En regardant les choses de plus près, on s'aperçoit assez souvent que le nombre de lignes par colonne lui aussi varie, parfois de plusieurs lignes, d'une colonne à l'autre. De fait, le module des capitales et la hauteur de l'interligne se modifient insensiblement en cours de copie sous l'effet d'un relâchement de l'attention ou de la fatigue du scribe, qui ne sait pas toujours arrêter à temps sa copie et peut alors se mettre à accumuler les fautes de copie en quelques lignes. Cela se constate assez souvent, en effet : quand une première erreur survient, les fautes ont tendance à se multiplier dans les lignes qui suivent, avant de cesser tout à coup pour un long moment une fois que le scribe s'est décidé à faire une pause. Il ne faut jamais oublier que le travail de copiste n'est pas une tâche automatisée, mais un travail d'homme avec tout ce que cela implique d'imperfection et d'irrégularité. Néanmoins, l'important pour le scribe reste que, au premier regard, il y ait une harmonie d'ensemble des largeurs et longueurs des blocs de texte parallèles à même de conférer à sa copie une impression générale de régularité, sinon de beauté.

Fig.5
Source : Planche gravée du 1471, fr. LXXXII, tirée de Volumina Herculanensia, t. V/1 .

En outre, dans certains livres d'Herculanum, le scribe a voulu embellir son travail en adoptant, pour la première lettre de chaque ligne et, à l'intérieur des lignes, du début d'une nouvelle période, un module de lettre plus gros (fig. 5). L'effet décoratif est sensible, même à en juger à partir de fragments carbonisés, surtout si un certain nombre de lettres s'ornent de lacets (qui arrondissent les angles des alpha et delta, par exemple) ou d'apex (petits traits décoratifs, souvent ajoutés à la base des lettres) ainsi que de ligatures (récurrentes) entre certaines lettres. Un livre comme le Franc-parler de Philodème (PHerc. 1471) était pour ces diverses raisons un exemplaire particulièrement soigné et élégant, et cela se voyait dès le premier coup d'œil.

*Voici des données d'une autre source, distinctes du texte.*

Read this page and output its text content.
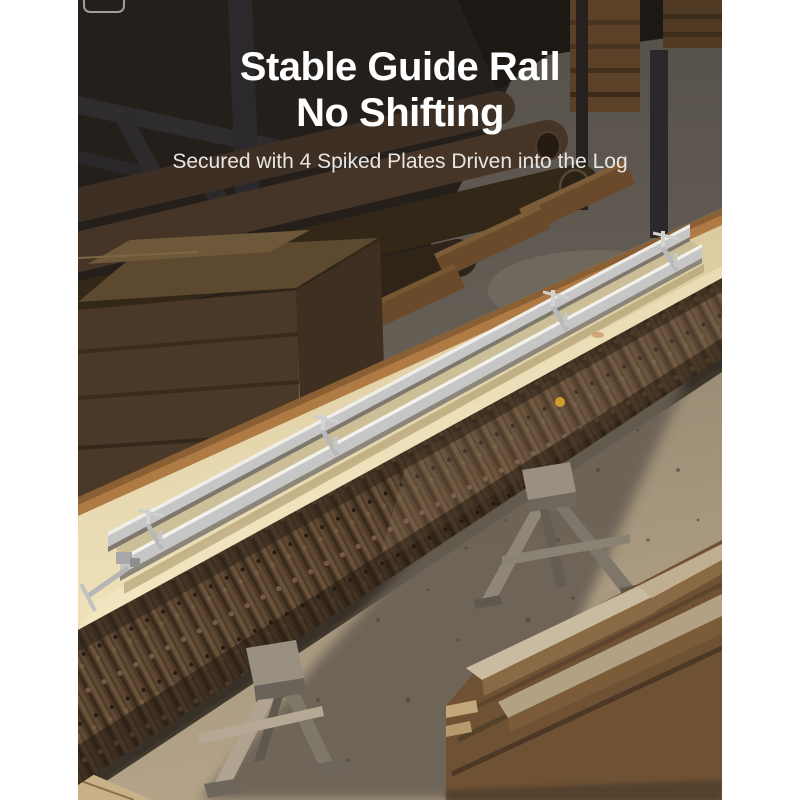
Stable Guide Rail
No Shifting
Secured with 4 Spiked Plates Driven into the Log
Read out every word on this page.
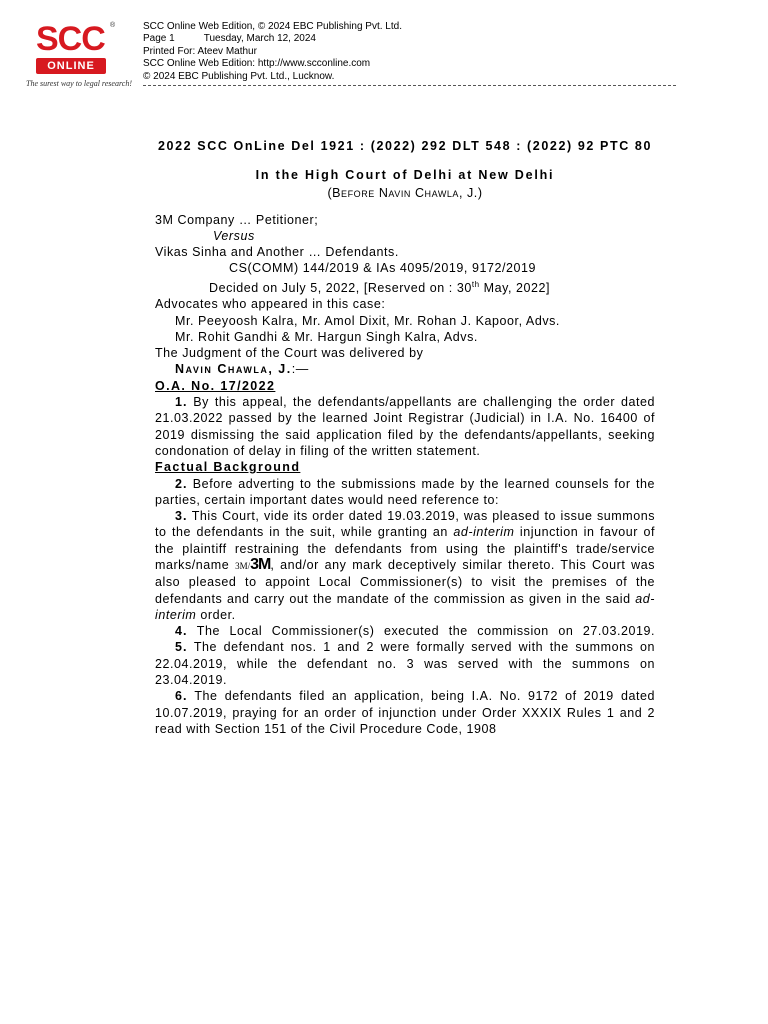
SCC ®
ONLINE
The surest way to legal research!
SCC Online Web Edition, © 2024 EBC Publishing Pvt. Ltd.
Page 1	Tuesday, March 12, 2024
Printed For: Ateev Mathur
SCC Online Web Edition: http://www.scconline.com
© 2024 EBC Publishing Pvt. Ltd., Lucknow.
2022 SCC OnLine Del 1921 : (2022) 292 DLT 548 : (2022) 92 PTC 80
In the High Court of Delhi at New Delhi
(Before Navin Chawla, J.)
3M Company … Petitioner;
Versus
Vikas Sinha and Another … Defendants.
CS(COMM) 144/2019 & IAs 4095/2019, 9172/2019
Decided on July 5, 2022, [Reserved on : 30th May, 2022]
Advocates who appeared in this case:
Mr. Peeyoosh Kalra, Mr. Amol Dixit, Mr. Rohan J. Kapoor, Advs.
Mr. Rohit Gandhi & Mr. Hargun Singh Kalra, Advs.
The Judgment of the Court was delivered by
Navin Chawla, J.:—
O.A. No. 17/2022
1. By this appeal, the defendants/appellants are challenging the order dated 21.03.2022 passed by the learned Joint Registrar (Judicial) in I.A. No. 16400 of 2019 dismissing the said application filed by the defendants/appellants, seeking condonation of delay in filing of the written statement.
Factual Background
2. Before adverting to the submissions made by the learned counsels for the parties, certain important dates would need reference to:
3. This Court, vide its order dated 19.03.2019, was pleased to issue summons to the defendants in the suit, while granting an ad-interim injunction in favour of the plaintiff restraining the defendants from using the plaintiff's trade/service marks/name 3M/3M, and/or any mark deceptively similar thereto. This Court was also pleased to appoint Local Commissioner(s) to visit the premises of the defendants and carry out the mandate of the commission as given in the said ad-interim order.
4. The Local Commissioner(s) executed the commission on 27.03.2019.
5. The defendant nos. 1 and 2 were formally served with the summons on 22.04.2019, while the defendant no. 3 was served with the summons on 23.04.2019.
6. The defendants filed an application, being I.A. No. 9172 of 2019 dated 10.07.2019, praying for an order of injunction under Order XXXIX Rules 1 and 2 read with Section 151 of the Civil Procedure Code, 1908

Les colonnes qui se succèdent sont mises en valeur par les espaces vides, ou marges, tant supérieure qu'inférieure. On constate déjà dans l'antiquité une habitude qui a persisté jusqu'à notre époque, celle de laisser davantage d'espace sous les colonnes qu'au-dessus. Le coût élevé du papyrus faisait que les marges étaient souvent calculées au plus juste, mais sans sacrifier le confort de lecture pour autant. Par exemple, le rouleau qui contenait le livre IV des Commentaires sur la musique de Philodème, présente les dimensions moyennes suivantes. La hauteur hors tout du rouleau étant d'environ 24 cm, les colonnes offraient une hauteur moyenne de 18 cm (pour une largeur de 6,5 cm, marge droite comprise) ; elles étaient surmontées d'un espace vide d'un peu plus de 2,5 cm et soulignées par une marge inférieure de près de 3,5 cm. En l'occurrence, la somme des marges correspondait au quart de la hauteur du rouleau : ce qu'on appellera par la suite le « rapport noir/blanc » était donc d'un quart. Quant au rapport entre la largeur et la hauteur des colonnes, il est un peu inférieur à un pour trois. Prenons un autre exemple, toujours dans la bibliothèque d'Herculanum, celui du livre philodémien Les Phénomènes et les Inférences (PHerc. 1065). Si ses colonnes, d'au moins 7 cm, étaient un peu plus larges (elles comportent jusqu'à 24 lettres), elles étaient à peine plus longues (18,5 cm), bien qu'elles comptassent moins de lignes. Aujourd'hui, les marges du rouleau sont à l'évidence incomplètes (partout inférieures à 1,5 cm), et la hauteur conservée du volumen est de 21 cm environ : il est vraisemblable que la hauteur de ce livre et le rapport noir/blanc étaient initialement très voisins de ceux du précédent exemple. On peut donc bien parler d'un véritable souci de « mise en colonne » dans les rouleaux libraires, comme on parlera plus tard de « mise en page » avec le codex.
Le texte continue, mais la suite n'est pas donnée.